Wade Redger was a life-long row-crop and feedlot operator in Kansas. Nearly his whole life he’d battled with health issues, and five years ago, his doctor finally put a finger on the problem. The answer was ironic: He was suffering from inflammation due to too many Omega-6’s in his diet. Why was it ironic? The very food he raised -- feedlot-based, grain-finished beef -- was sky high in Omega-6s. It was time, Wade thought, to make a change.
With the encouragement of his family, Wade began to research the health effects of grass-finished beef. What he found was that pasture-raised, grass-finished beef has very low Omega-6’s (the inflaming kind) and sky-high levels of Omega-3’s (the kind that actually reduce inflammation, and which Americans generally eat far too little of).
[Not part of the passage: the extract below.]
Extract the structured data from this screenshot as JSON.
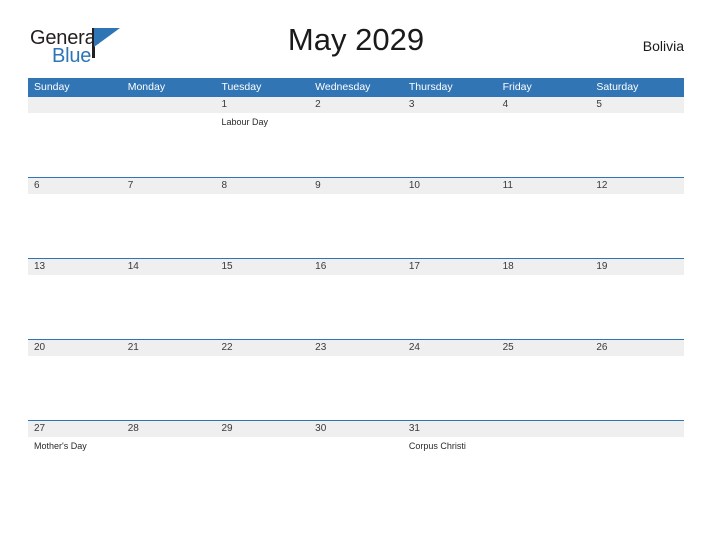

That was enough for Wade. He made the switch from feedlot to grass-finishing.
Five years on, Redger Farms is one of the most health- and flavor-focused ranches in Kansas, and Wade couldn’t be fitter or happier.
“We feed our herd a mix of silage and hay,” Wade explains, “along with minerals, non-GMO molasses and apple cider vinegar. It gives our beef a very unique and mild flavor that’s uncommon for grass-finished beef and really delicious.”
The 100% Black and Red Angus herd graze Kansas pasture year-round on grasses including brome, triticale, and crabgrass. Wade’s dedication to pasture-based farming and the highest standards of animal welfare has led his farm to be GAP 4 Certified. It’s also Non-GMO certified, and Wade never uses chemicals, growth hormones, or implants.
The flavor, as we would describe it, is decidedly subtle and soft, unusually so for a grass-finished steak. It’s easy eating, and chock-full of healthful Omega-3 fatty acids.
Grass-fed, grass-finished beef is delicious, make no mistake about it. Speaking of mistakes, many people who write-off grass-fed beef make the mistake of preparing it the same as the grain-finished beef that they're so used to. At Crowd Cow, we've found more often than not, that the difference between a great grass-fed steak and a sub-par one all comes down to knowing how to cook it correctly.
At Crowd Cow, we've had the good fortune to taste a lot of grass-fed, grass-finished beef -- from different cuts and different producers. We've found that grass fed beef usually takes 25-30% less time to cook. You might be used to cooking your rib steaks 4 minutes per side, but for grass-fed beef, you'll want to only give it 3 minutes. Better yet, try sous-viding your grass-fed steaks or preparing them with a reverse-sear.
Lastly, consider a marinade or rub. These can often overwhelm more-mellow grain-finished beef, but are perfect for rounding out the flavor of grass-fed beef, and marinades in particular are helpful in keeping the meat moist, preventing it from overcooking and drying out.